Principle of Least Privilege

Reviewed byCybersecurity entrepreneur & security researcher

What is Principle of Least Privilege?

Principle of Least PrivilegeA security principle that grants every user, process, or service only the minimum privileges strictly required to perform its function — no more.


The Principle of Least Privilege (PoLP), first articulated by Saltzer and Schroeder in 1975, states that each subject should operate with the smallest set of permissions necessary for its task. Applied consistently, it limits blast radius: a compromised account, container, or service can damage only the narrow scope it had access to. PoLP shapes IAM design (granular roles, scoped tokens), system hardening (drop Linux capabilities, run as non-root), software architecture (privilege separation, sandboxing), and zero-trust strategies. Practical enforcement relies on RBAC/ABAC, just-in-time elevation, regular access reviews, and removal of unused permissions revealed by entitlement analytics.

Examples

  1. 01

    A microservice using a database role that can only read the rows it needs, not the whole schema.

  2. 02

    A developer requesting time-bound admin rights via JIT access instead of holding them permanently.

Frequently asked questions

What is Principle of Least Privilege?

A security principle that grants every user, process, or service only the minimum privileges strictly required to perform its function — no more.

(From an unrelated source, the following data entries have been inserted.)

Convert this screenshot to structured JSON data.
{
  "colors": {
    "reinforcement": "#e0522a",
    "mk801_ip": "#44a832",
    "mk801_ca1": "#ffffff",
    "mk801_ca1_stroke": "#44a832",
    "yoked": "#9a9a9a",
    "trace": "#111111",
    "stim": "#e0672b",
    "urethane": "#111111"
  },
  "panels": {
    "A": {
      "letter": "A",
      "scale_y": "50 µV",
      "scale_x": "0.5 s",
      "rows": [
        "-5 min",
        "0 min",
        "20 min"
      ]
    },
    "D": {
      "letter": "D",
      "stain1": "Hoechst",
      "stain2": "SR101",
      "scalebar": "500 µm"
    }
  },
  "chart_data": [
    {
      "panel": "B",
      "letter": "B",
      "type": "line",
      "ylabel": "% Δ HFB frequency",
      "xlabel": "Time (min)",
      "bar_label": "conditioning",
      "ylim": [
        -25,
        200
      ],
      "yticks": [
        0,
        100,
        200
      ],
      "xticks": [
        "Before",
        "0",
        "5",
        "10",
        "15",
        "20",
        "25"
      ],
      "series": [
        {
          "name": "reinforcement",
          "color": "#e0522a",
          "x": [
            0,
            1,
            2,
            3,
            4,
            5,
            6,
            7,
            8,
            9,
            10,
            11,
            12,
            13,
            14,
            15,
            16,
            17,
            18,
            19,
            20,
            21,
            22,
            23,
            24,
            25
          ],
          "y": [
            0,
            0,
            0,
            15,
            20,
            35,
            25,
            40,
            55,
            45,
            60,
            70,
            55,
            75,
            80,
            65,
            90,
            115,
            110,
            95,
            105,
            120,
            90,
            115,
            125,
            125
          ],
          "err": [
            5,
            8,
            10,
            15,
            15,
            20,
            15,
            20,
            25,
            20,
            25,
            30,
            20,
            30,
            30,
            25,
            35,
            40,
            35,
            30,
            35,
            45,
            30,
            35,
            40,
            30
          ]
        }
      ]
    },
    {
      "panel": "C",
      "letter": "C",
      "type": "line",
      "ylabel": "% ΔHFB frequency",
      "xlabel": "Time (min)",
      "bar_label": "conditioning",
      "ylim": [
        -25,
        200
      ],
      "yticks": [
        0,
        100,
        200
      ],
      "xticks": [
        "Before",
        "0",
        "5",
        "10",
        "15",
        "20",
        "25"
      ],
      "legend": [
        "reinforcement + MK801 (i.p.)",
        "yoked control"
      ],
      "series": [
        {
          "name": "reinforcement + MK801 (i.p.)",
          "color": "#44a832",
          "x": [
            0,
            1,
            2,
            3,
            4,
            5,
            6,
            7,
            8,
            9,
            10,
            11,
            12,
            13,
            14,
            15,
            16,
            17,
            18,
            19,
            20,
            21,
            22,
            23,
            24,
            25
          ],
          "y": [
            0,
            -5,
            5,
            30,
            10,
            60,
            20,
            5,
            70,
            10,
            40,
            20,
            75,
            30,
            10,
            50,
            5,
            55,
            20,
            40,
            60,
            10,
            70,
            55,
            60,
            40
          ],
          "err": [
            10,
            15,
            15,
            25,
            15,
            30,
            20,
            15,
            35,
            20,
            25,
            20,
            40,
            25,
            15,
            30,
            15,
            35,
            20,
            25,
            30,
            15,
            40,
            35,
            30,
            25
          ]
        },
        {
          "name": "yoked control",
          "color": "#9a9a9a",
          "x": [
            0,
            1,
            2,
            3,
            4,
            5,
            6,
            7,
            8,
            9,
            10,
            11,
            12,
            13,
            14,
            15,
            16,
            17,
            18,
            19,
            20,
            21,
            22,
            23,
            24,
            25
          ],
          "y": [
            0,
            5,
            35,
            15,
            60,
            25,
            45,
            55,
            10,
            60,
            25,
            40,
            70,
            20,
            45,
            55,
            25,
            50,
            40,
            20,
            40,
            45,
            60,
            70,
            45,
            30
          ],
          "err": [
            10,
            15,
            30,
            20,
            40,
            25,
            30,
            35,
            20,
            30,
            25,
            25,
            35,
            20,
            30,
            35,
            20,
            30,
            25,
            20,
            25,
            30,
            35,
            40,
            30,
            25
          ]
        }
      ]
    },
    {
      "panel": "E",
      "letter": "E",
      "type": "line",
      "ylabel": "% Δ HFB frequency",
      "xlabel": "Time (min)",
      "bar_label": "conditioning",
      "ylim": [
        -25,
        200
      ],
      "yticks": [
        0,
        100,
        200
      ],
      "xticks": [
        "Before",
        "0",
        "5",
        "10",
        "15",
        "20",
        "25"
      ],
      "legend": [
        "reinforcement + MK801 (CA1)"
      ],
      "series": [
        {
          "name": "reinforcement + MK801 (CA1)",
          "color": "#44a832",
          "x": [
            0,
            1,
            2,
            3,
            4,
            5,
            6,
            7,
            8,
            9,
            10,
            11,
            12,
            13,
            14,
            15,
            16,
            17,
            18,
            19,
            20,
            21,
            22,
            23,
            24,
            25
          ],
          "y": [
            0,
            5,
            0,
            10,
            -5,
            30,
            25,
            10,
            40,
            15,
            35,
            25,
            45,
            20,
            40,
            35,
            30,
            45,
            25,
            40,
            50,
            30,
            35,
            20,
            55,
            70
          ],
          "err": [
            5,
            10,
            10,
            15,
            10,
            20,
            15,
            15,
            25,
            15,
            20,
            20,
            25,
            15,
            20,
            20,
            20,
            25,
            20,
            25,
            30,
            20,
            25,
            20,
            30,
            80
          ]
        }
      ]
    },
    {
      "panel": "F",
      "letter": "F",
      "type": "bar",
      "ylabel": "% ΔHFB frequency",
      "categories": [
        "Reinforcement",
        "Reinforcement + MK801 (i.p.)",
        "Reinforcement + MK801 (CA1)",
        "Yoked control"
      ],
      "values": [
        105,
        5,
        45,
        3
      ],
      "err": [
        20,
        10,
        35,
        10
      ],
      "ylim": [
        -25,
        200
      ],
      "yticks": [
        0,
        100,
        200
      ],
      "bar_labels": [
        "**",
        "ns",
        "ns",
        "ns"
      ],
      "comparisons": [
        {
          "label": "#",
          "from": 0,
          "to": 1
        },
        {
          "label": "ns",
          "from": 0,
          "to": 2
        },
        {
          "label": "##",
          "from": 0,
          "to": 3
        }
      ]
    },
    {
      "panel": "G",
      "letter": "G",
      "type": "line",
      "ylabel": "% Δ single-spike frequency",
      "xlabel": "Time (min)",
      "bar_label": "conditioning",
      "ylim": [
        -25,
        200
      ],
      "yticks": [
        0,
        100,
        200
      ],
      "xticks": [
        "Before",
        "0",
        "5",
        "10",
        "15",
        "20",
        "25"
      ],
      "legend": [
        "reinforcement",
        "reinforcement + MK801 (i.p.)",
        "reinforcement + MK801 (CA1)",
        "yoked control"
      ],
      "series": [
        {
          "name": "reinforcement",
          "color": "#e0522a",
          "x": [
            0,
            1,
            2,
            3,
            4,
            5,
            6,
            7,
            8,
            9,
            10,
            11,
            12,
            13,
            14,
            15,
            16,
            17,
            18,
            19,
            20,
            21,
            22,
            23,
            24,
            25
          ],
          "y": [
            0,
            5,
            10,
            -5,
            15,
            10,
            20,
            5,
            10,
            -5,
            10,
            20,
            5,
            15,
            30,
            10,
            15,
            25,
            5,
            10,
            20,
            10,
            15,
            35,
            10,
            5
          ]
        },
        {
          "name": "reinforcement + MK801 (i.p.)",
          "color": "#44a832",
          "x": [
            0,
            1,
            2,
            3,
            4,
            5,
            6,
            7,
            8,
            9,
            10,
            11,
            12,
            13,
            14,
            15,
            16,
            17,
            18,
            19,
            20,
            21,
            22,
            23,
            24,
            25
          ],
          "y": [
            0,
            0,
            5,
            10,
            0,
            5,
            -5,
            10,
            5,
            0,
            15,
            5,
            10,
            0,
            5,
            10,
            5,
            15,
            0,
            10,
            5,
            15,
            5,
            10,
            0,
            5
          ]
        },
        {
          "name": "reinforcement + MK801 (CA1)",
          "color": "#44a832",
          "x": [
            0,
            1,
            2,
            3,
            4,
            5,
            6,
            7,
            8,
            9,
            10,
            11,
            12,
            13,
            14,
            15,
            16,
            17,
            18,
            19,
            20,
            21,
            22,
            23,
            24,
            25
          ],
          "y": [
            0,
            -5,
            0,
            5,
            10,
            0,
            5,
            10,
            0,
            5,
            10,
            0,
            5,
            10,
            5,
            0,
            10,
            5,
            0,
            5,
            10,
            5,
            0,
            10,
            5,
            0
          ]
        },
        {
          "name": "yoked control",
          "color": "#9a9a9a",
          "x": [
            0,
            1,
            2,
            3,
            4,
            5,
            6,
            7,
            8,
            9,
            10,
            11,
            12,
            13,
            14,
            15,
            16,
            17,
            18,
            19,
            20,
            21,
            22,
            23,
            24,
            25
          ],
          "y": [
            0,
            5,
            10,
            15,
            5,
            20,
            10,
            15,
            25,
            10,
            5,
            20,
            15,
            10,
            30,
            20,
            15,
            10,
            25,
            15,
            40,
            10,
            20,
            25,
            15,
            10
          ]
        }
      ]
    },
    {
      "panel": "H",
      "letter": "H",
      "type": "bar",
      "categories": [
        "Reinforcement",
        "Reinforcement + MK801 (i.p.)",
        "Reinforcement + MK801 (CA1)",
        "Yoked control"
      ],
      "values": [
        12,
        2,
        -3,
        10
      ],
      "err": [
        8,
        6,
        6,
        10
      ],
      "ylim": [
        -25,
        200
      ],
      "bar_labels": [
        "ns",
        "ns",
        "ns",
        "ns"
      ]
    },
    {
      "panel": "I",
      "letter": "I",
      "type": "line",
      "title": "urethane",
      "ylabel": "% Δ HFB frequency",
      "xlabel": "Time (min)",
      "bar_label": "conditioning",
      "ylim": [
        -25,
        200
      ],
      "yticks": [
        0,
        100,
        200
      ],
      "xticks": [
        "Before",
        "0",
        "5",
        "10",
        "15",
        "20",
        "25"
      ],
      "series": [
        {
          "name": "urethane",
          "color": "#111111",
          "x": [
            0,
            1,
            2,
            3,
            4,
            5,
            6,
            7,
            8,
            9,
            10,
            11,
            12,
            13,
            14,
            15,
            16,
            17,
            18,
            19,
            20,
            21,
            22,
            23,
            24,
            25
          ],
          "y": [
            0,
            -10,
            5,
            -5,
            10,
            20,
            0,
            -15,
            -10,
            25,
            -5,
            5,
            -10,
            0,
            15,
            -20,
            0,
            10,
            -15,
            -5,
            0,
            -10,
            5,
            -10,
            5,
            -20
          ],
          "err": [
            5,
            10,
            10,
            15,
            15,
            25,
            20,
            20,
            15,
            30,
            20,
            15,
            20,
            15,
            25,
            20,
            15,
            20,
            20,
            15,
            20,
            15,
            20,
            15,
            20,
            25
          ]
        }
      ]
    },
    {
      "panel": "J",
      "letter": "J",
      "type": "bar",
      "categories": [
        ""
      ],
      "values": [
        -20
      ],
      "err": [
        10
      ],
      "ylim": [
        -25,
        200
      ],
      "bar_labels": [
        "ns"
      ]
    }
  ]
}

It belongs to the Identity & Access category of cybersecurity.

What does Principle of Least Privilege mean?

A security principle that grants every user, process, or service only the minimum privileges strictly required to perform its function — no more.

How do you defend against Principle of Least Privilege?

Defences for Principle of Least Privilege typically combine technical controls and operational practices, as detailed in the full definition above.

What are other names for Principle of Least Privilege?

Common alternative names include: Least privilege, Need-to-know basis.